5. There are no differences between the rates of complications and adverse events in the 2 groups. Also, since long-term data on PVP is limited, it is assumed (conservatively) that the retreatment rates will be the same in both groups.

Table 6 demonstrates that differences in per treatment costs between PVP and TURP will most likely be due to differences in the cost of consumables, capital equipment and length of hospital stays. As previously mentioned, the only Canadian data for PVP (from the Ontario Ministry of Health and Long-Term Care) found the cost per procedure was less than one-half that of TURP (Can$3887 v. Can$1184). Therefore, even if the cost of capital depreciation and system maintenance are added to these figures, the difference in cost will still be substantial. Since the actual cost per TURP in Alberta is about $3437.87 (a value similar to that reported in Ontario), it would not be unreasonable to expect per case PVP costs in Alberta to lie between Can$1500 and Can$1800, making it the less costly alternative.

Interpretation

Although there are several commentaries and narrative reviews of PVP with earlier versions of the KTP laser,^1,2,3 our paper presents the first meta-analysis and systematic review of the safety, efficacy and economic consequences of PVP using the first commercially available KTP laser system (i.e., 80 W Greenlight PV System). Despite limited clinical evidence, findings were consistent across all 12 case series and both comparative studies, suggesting that with 2 exceptions (blood transfusion and clot retention, which both favoured PVP), adverse events and complication rates are likely similar for PVP and TURP. Therefore, it can be concluded that PVP offers an acceptable safety profile, even in anticoagulated patients for whom TURP is often contraindicated.²⁶ Regarding efficacy, PVP was considered favourable to TURP in terms of length of patient hospitalization and catheterization time.
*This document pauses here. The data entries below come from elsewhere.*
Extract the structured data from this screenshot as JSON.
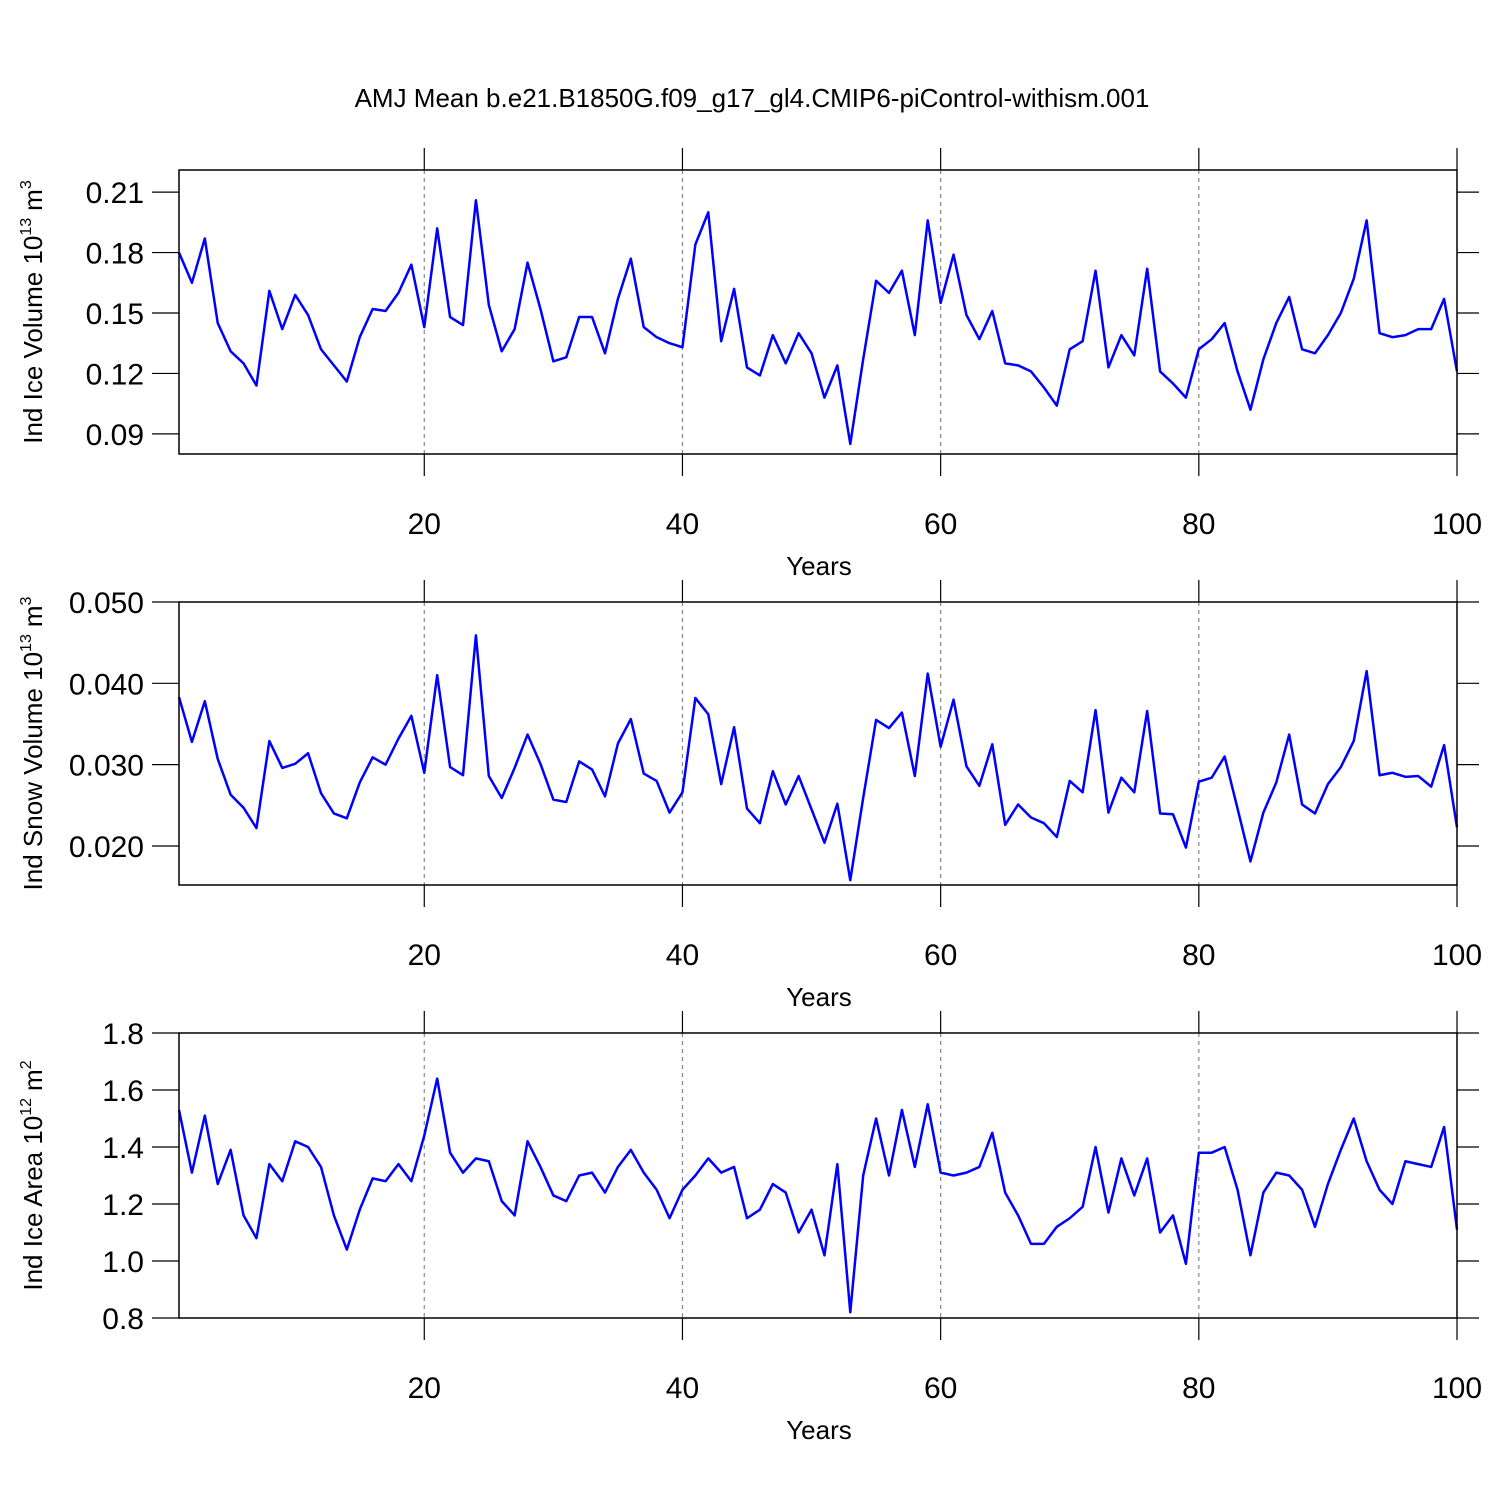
{
  "chart_data": [
    {
      "type": "line",
      "title": "AMJ Mean b.e21.B1850G.f09_g17_gl4.CMIP6-piControl-withism.001",
      "xlabel": "Years",
      "ylabel": {
        "text": "Ind Ice Volume 10",
        "exponent": "13",
        "unit": "m",
        "unit_exponent": "3"
      },
      "xlim": [
        1,
        100
      ],
      "xticks": [
        20,
        40,
        60,
        80,
        100
      ],
      "ylim": [
        0.08,
        0.221
      ],
      "yticks": [
        0.09,
        0.12,
        0.15,
        0.18,
        0.21
      ],
      "grid": "x",
      "x": [
        1,
        2,
        3,
        4,
        5,
        6,
        7,
        8,
        9,
        10,
        11,
        12,
        13,
        14,
        15,
        16,
        17,
        18,
        19,
        20,
        21,
        22,
        23,
        24,
        25,
        26,
        27,
        28,
        29,
        30,
        31,
        32,
        33,
        34,
        35,
        36,
        37,
        38,
        39,
        40,
        41,
        42,
        43,
        44,
        45,
        46,
        47,
        48,
        49,
        50,
        51,
        52,
        53,
        54,
        55,
        56,
        57,
        58,
        59,
        60,
        61,
        62,
        63,
        64,
        65,
        66,
        67,
        68,
        69,
        70,
        71,
        72,
        73,
        74,
        75,
        76,
        77,
        78,
        79,
        80,
        81,
        82,
        83,
        84,
        85,
        86,
        87,
        88,
        89,
        90,
        91,
        92,
        93,
        94,
        95,
        96,
        97,
        98,
        99,
        100
      ],
      "series": [
        {
          "color": "#0000ff",
          "values": [
            0.18,
            0.165,
            0.187,
            0.145,
            0.131,
            0.125,
            0.114,
            0.161,
            0.142,
            0.159,
            0.149,
            0.132,
            0.124,
            0.116,
            0.138,
            0.152,
            0.151,
            0.16,
            0.174,
            0.143,
            0.192,
            0.148,
            0.144,
            0.206,
            0.154,
            0.131,
            0.142,
            0.175,
            0.152,
            0.126,
            0.128,
            0.148,
            0.148,
            0.13,
            0.157,
            0.177,
            0.143,
            0.138,
            0.135,
            0.133,
            0.184,
            0.2,
            0.136,
            0.162,
            0.123,
            0.119,
            0.139,
            0.125,
            0.14,
            0.13,
            0.108,
            0.124,
            0.085,
            0.127,
            0.166,
            0.16,
            0.171,
            0.139,
            0.196,
            0.155,
            0.179,
            0.149,
            0.137,
            0.151,
            0.125,
            0.124,
            0.121,
            0.113,
            0.104,
            0.132,
            0.136,
            0.171,
            0.123,
            0.139,
            0.129,
            0.172,
            0.121,
            0.115,
            0.108,
            0.132,
            0.137,
            0.145,
            0.121,
            0.102,
            0.127,
            0.145,
            0.158,
            0.132,
            0.13,
            0.139,
            0.15,
            0.167,
            0.196,
            0.14,
            0.138,
            0.139,
            0.142,
            0.142,
            0.157,
            0.121
          ]
        }
      ]
    },
    {
      "type": "line",
      "xlabel": "Years",
      "ylabel": {
        "text": "Ind Snow Volume 10",
        "exponent": "13",
        "unit": "m",
        "unit_exponent": "3"
      },
      "xlim": [
        1,
        100
      ],
      "xticks": [
        20,
        40,
        60,
        80,
        100
      ],
      "ylim": [
        0.0152,
        0.05
      ],
      "yticks": [
        {
          "value": 0.02,
          "label": "0.020"
        },
        {
          "value": 0.03,
          "label": "0.030"
        },
        {
          "value": 0.04,
          "label": "0.040"
        },
        {
          "value": 0.05,
          "label": "0.050"
        }
      ],
      "grid": "x",
      "x": [
        1,
        2,
        3,
        4,
        5,
        6,
        7,
        8,
        9,
        10,
        11,
        12,
        13,
        14,
        15,
        16,
        17,
        18,
        19,
        20,
        21,
        22,
        23,
        24,
        25,
        26,
        27,
        28,
        29,
        30,
        31,
        32,
        33,
        34,
        35,
        36,
        37,
        38,
        39,
        40,
        41,
        42,
        43,
        44,
        45,
        46,
        47,
        48,
        49,
        50,
        51,
        52,
        53,
        54,
        55,
        56,
        57,
        58,
        59,
        60,
        61,
        62,
        63,
        64,
        65,
        66,
        67,
        68,
        69,
        70,
        71,
        72,
        73,
        74,
        75,
        76,
        77,
        78,
        79,
        80,
        81,
        82,
        83,
        84,
        85,
        86,
        87,
        88,
        89,
        90,
        91,
        92,
        93,
        94,
        95,
        96,
        97,
        98,
        99,
        100
      ],
      "series": [
        {
          "color": "#0000ff",
          "values": [
            0.0383,
            0.0328,
            0.0378,
            0.0307,
            0.0263,
            0.0247,
            0.0222,
            0.0329,
            0.0296,
            0.0301,
            0.0314,
            0.0265,
            0.024,
            0.0234,
            0.0278,
            0.0309,
            0.03,
            0.0332,
            0.036,
            0.029,
            0.041,
            0.0297,
            0.0287,
            0.0459,
            0.0286,
            0.0259,
            0.0296,
            0.0337,
            0.0301,
            0.0257,
            0.0254,
            0.0304,
            0.0294,
            0.0261,
            0.0326,
            0.0356,
            0.0289,
            0.028,
            0.0241,
            0.0266,
            0.0382,
            0.0362,
            0.0276,
            0.0346,
            0.0246,
            0.0228,
            0.0292,
            0.0251,
            0.0286,
            0.0245,
            0.0204,
            0.0252,
            0.0158,
            0.0259,
            0.0355,
            0.0345,
            0.0364,
            0.0286,
            0.0412,
            0.0322,
            0.038,
            0.0298,
            0.0274,
            0.0325,
            0.0226,
            0.0251,
            0.0235,
            0.0228,
            0.0211,
            0.028,
            0.0266,
            0.0367,
            0.0241,
            0.0284,
            0.0266,
            0.0366,
            0.024,
            0.0239,
            0.0198,
            0.0279,
            0.0284,
            0.031,
            0.0246,
            0.0181,
            0.0241,
            0.0278,
            0.0337,
            0.0251,
            0.024,
            0.0276,
            0.0297,
            0.0329,
            0.0415,
            0.0287,
            0.029,
            0.0285,
            0.0286,
            0.0273,
            0.0324,
            0.0223
          ]
        }
      ]
    },
    {
      "type": "line",
      "xlabel": "Years",
      "ylabel": {
        "text": "Ind Ice Area 10",
        "exponent": "12",
        "unit": "m",
        "unit_exponent": "2"
      },
      "xlim": [
        1,
        100
      ],
      "xticks": [
        20,
        40,
        60,
        80,
        100
      ],
      "ylim": [
        0.8,
        1.8
      ],
      "yticks": [
        0.8,
        {
          "value": 1.0,
          "label": "1.0"
        },
        1.2,
        1.4,
        1.6,
        1.8
      ],
      "grid": "x",
      "x": [
        1,
        2,
        3,
        4,
        5,
        6,
        7,
        8,
        9,
        10,
        11,
        12,
        13,
        14,
        15,
        16,
        17,
        18,
        19,
        20,
        21,
        22,
        23,
        24,
        25,
        26,
        27,
        28,
        29,
        30,
        31,
        32,
        33,
        34,
        35,
        36,
        37,
        38,
        39,
        40,
        41,
        42,
        43,
        44,
        45,
        46,
        47,
        48,
        49,
        50,
        51,
        52,
        53,
        54,
        55,
        56,
        57,
        58,
        59,
        60,
        61,
        62,
        63,
        64,
        65,
        66,
        67,
        68,
        69,
        70,
        71,
        72,
        73,
        74,
        75,
        76,
        77,
        78,
        79,
        80,
        81,
        82,
        83,
        84,
        85,
        86,
        87,
        88,
        89,
        90,
        91,
        92,
        93,
        94,
        95,
        96,
        97,
        98,
        99,
        100
      ],
      "series": [
        {
          "color": "#0000ff",
          "values": [
            1.53,
            1.31,
            1.51,
            1.27,
            1.39,
            1.16,
            1.08,
            1.34,
            1.28,
            1.42,
            1.4,
            1.33,
            1.16,
            1.04,
            1.18,
            1.29,
            1.28,
            1.34,
            1.28,
            1.44,
            1.64,
            1.38,
            1.31,
            1.36,
            1.35,
            1.21,
            1.16,
            1.42,
            1.33,
            1.23,
            1.21,
            1.3,
            1.31,
            1.24,
            1.33,
            1.39,
            1.31,
            1.25,
            1.15,
            1.25,
            1.3,
            1.36,
            1.31,
            1.33,
            1.15,
            1.18,
            1.27,
            1.24,
            1.1,
            1.18,
            1.02,
            1.34,
            0.82,
            1.3,
            1.5,
            1.3,
            1.53,
            1.33,
            1.55,
            1.31,
            1.3,
            1.31,
            1.33,
            1.45,
            1.24,
            1.16,
            1.06,
            1.06,
            1.12,
            1.15,
            1.19,
            1.4,
            1.17,
            1.36,
            1.23,
            1.36,
            1.1,
            1.16,
            0.99,
            1.38,
            1.38,
            1.4,
            1.25,
            1.02,
            1.24,
            1.31,
            1.3,
            1.25,
            1.12,
            1.27,
            1.39,
            1.5,
            1.35,
            1.25,
            1.2,
            1.35,
            1.34,
            1.33,
            1.47,
            1.11
          ]
        }
      ]
    }
  ]
}
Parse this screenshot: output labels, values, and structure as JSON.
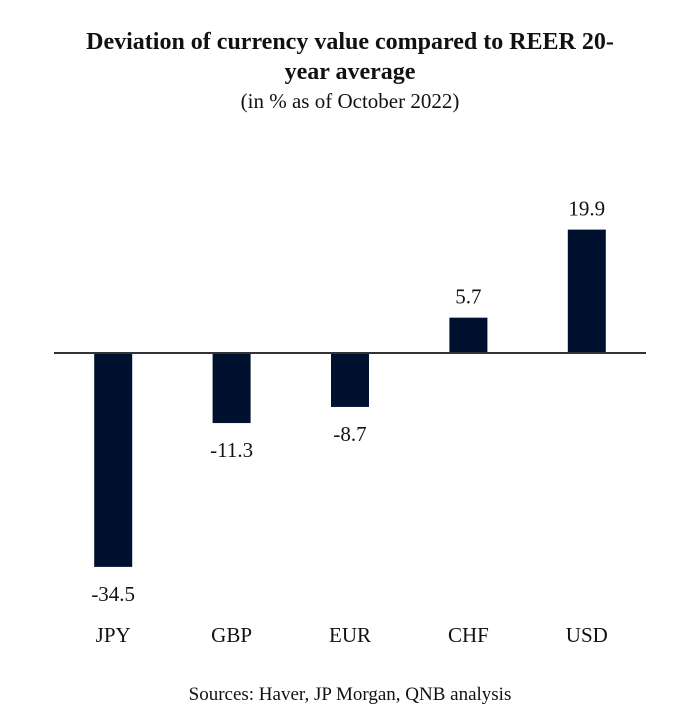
{
  "chart_data": {
    "type": "bar",
    "title": "Deviation of currency value compared to REER 20-year average",
    "title_lines": [
      "Deviation of currency value compared to REER 20-",
      "year average"
    ],
    "subtitle": "(in % as of October 2022)",
    "categories": [
      "JPY",
      "GBP",
      "EUR",
      "CHF",
      "USD"
    ],
    "values": [
      -34.5,
      -11.3,
      -8.7,
      5.7,
      19.9
    ],
    "data_labels": [
      "-34.5",
      "-11.3",
      "-8.7",
      "5.7",
      "19.9"
    ],
    "xlabel": "",
    "ylabel": "",
    "ylim": [
      -36,
      22
    ],
    "grid": false,
    "legend": "none",
    "bar_color": "#00112f",
    "axis_color": "#333333",
    "source": "Sources: Haver, JP Morgan, QNB analysis"
  }
}
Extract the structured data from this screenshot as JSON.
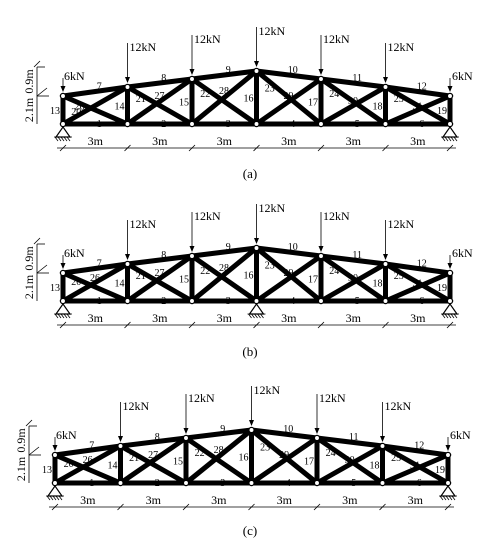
{
  "panels": [
    {
      "caption": "(a)",
      "loads": {
        "interior": "12kN",
        "end": "6kN"
      },
      "height_labels": {
        "rise": "0.9m",
        "depth": "2.1m"
      },
      "spans": [
        "3m",
        "3m",
        "3m",
        "3m",
        "3m",
        "3m"
      ],
      "supports": {
        "pin_nodes": [
          0,
          6
        ],
        "roller_nodes": []
      },
      "diagonals": [
        {
          "member": "20",
          "from": "b0",
          "to": "t1"
        },
        {
          "member": "21",
          "from": "t1",
          "to": "b2"
        },
        {
          "member": "22",
          "from": "t2",
          "to": "b3"
        },
        {
          "member": "23",
          "from": "t3",
          "to": "b4"
        },
        {
          "member": "24",
          "from": "t4",
          "to": "b5"
        },
        {
          "member": "25",
          "from": "t5",
          "to": "b6"
        },
        {
          "member": "26",
          "from": "b1",
          "to": "t0"
        },
        {
          "member": "27",
          "from": "b1",
          "to": "t2"
        },
        {
          "member": "28",
          "from": "b2",
          "to": "t3"
        },
        {
          "member": "29",
          "from": "b3",
          "to": "t4"
        },
        {
          "member": "30",
          "from": "b4",
          "to": "t5"
        },
        {
          "member": "31",
          "from": "b5",
          "to": "t6"
        }
      ]
    },
    {
      "caption": "(b)",
      "loads": {
        "interior": "12kN",
        "end": "6kN"
      },
      "height_labels": {
        "rise": "0.9m",
        "depth": "2.1m"
      },
      "spans": [
        "3m",
        "3m",
        "3m",
        "3m",
        "3m",
        "3m"
      ],
      "supports": {
        "pin_nodes": [
          0,
          3,
          6
        ],
        "roller_nodes": []
      },
      "diagonals": [
        {
          "member": "20",
          "from": "t0",
          "to": "b1"
        },
        {
          "member": "21",
          "from": "t1",
          "to": "b2"
        },
        {
          "member": "22",
          "from": "t2",
          "to": "b3"
        },
        {
          "member": "23",
          "from": "t3",
          "to": "b4"
        },
        {
          "member": "24",
          "from": "t4",
          "to": "b5"
        },
        {
          "member": "25",
          "from": "t5",
          "to": "b6"
        },
        {
          "member": "26",
          "from": "b0",
          "to": "t1"
        },
        {
          "member": "27",
          "from": "b1",
          "to": "t2"
        },
        {
          "member": "28",
          "from": "b2",
          "to": "t3"
        },
        {
          "member": "29",
          "from": "b3",
          "to": "t4"
        },
        {
          "member": "30",
          "from": "b4",
          "to": "t5"
        },
        {
          "member": "31",
          "from": "b5",
          "to": "t6"
        }
      ]
    },
    {
      "caption": "(c)",
      "loads": {
        "interior": "12kN",
        "end": "6kN"
      },
      "height_labels": {
        "rise": "0.9m",
        "depth": "2.1m"
      },
      "spans": [
        "3m",
        "3m",
        "3m",
        "3m",
        "3m",
        "3m"
      ],
      "supports": {
        "pin_nodes": [
          0,
          6
        ],
        "roller_nodes": []
      },
      "diagonals": [
        {
          "member": "20",
          "from": "t0",
          "to": "b1"
        },
        {
          "member": "21",
          "from": "t1",
          "to": "b2"
        },
        {
          "member": "22",
          "from": "t2",
          "to": "b3"
        },
        {
          "member": "23",
          "from": "t3",
          "to": "b4"
        },
        {
          "member": "24",
          "from": "t4",
          "to": "b5"
        },
        {
          "member": "25",
          "from": "t5",
          "to": "b6"
        },
        {
          "member": "26",
          "from": "b0",
          "to": "t1"
        },
        {
          "member": "27",
          "from": "b1",
          "to": "t2"
        },
        {
          "member": "28",
          "from": "b2",
          "to": "t3"
        },
        {
          "member": "29",
          "from": "b3",
          "to": "t4"
        },
        {
          "member": "30",
          "from": "b4",
          "to": "t5"
        },
        {
          "member": "31",
          "from": "b5",
          "to": "t6"
        }
      ]
    }
  ],
  "bottom_chord_members": [
    "1",
    "2",
    "3",
    "4",
    "5",
    "6"
  ],
  "top_chord_members": [
    "7",
    "8",
    "9",
    "10",
    "11",
    "12"
  ],
  "vertical_members": [
    "13",
    "14",
    "15",
    "16",
    "17",
    "18",
    "19"
  ]
}
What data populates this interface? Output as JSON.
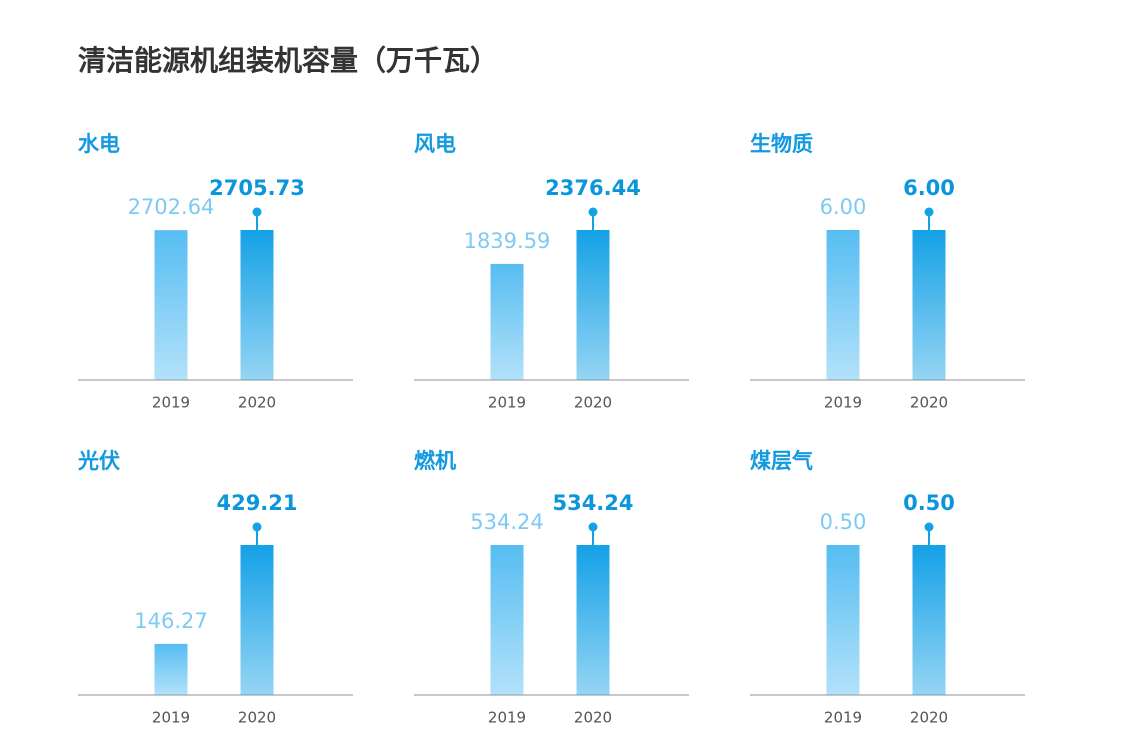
{
  "title": "清洁能源机组装机容量（万千瓦）",
  "chart_data": [
    {
      "type": "bar",
      "title": "水电",
      "categories": [
        "2019",
        "2020"
      ],
      "values": [
        2702.64,
        2705.73
      ],
      "colors": [
        "#56bdf2",
        "#14a1e6"
      ]
    },
    {
      "type": "bar",
      "title": "风电",
      "categories": [
        "2019",
        "2020"
      ],
      "values": [
        1839.59,
        2376.44
      ],
      "colors": [
        "#56bdf2",
        "#14a1e6"
      ]
    },
    {
      "type": "bar",
      "title": "生物质",
      "categories": [
        "2019",
        "2020"
      ],
      "values": [
        6,
        6
      ],
      "value_labels": [
        "6.00",
        "6.00"
      ],
      "colors": [
        "#56bdf2",
        "#14a1e6"
      ]
    },
    {
      "type": "bar",
      "title": "光伏",
      "categories": [
        "2019",
        "2020"
      ],
      "values": [
        146.27,
        429.21
      ],
      "colors": [
        "#56bdf2",
        "#14a1e6"
      ]
    },
    {
      "type": "bar",
      "title": "燃机",
      "categories": [
        "2019",
        "2020"
      ],
      "values": [
        534.24,
        534.24
      ],
      "colors": [
        "#56bdf2",
        "#14a1e6"
      ]
    },
    {
      "type": "bar",
      "title": "煤层气",
      "categories": [
        "2019",
        "2020"
      ],
      "values": [
        0.5,
        0.5
      ],
      "value_labels": [
        "0.50",
        "0.50"
      ],
      "colors": [
        "#56bdf2",
        "#14a1e6"
      ]
    }
  ]
}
There were no differences between the 2 procedures in operative or clinical outcomes. Importantly, none of the studies measured outcomes before 4–6 weeks following surgery; thus, it was not possible to assess the value of shorter hospital stays and catheterization times to patients. This may be significant, especially in patients who are still in the workforce. Nonetheless, based on the outcomes evaluated, PVP appears to be as efficacious as TURP. Despite limited economic evidence, findings across all economic studies suggest that PVP is less costly than TURP. It could, therefore, offer an attractive alternative to payers. Further, PVP appears to involve a shorter learning curve relative to other laser approaches, which may enable surgeons to adopt the technology more readily.¹

In April 2007, the next generation PVP system, the 120 W GreenLight HPS received regulatory approval from Health Canada, making it commercially available.³¹ Recent laboratory testing and reports of early clinical experiences in the United States have suggested that the rate of tissue removal with the GreenLight HPS is significantly increased.³² However, this requires validation with larger study populations and longer follow-up periods.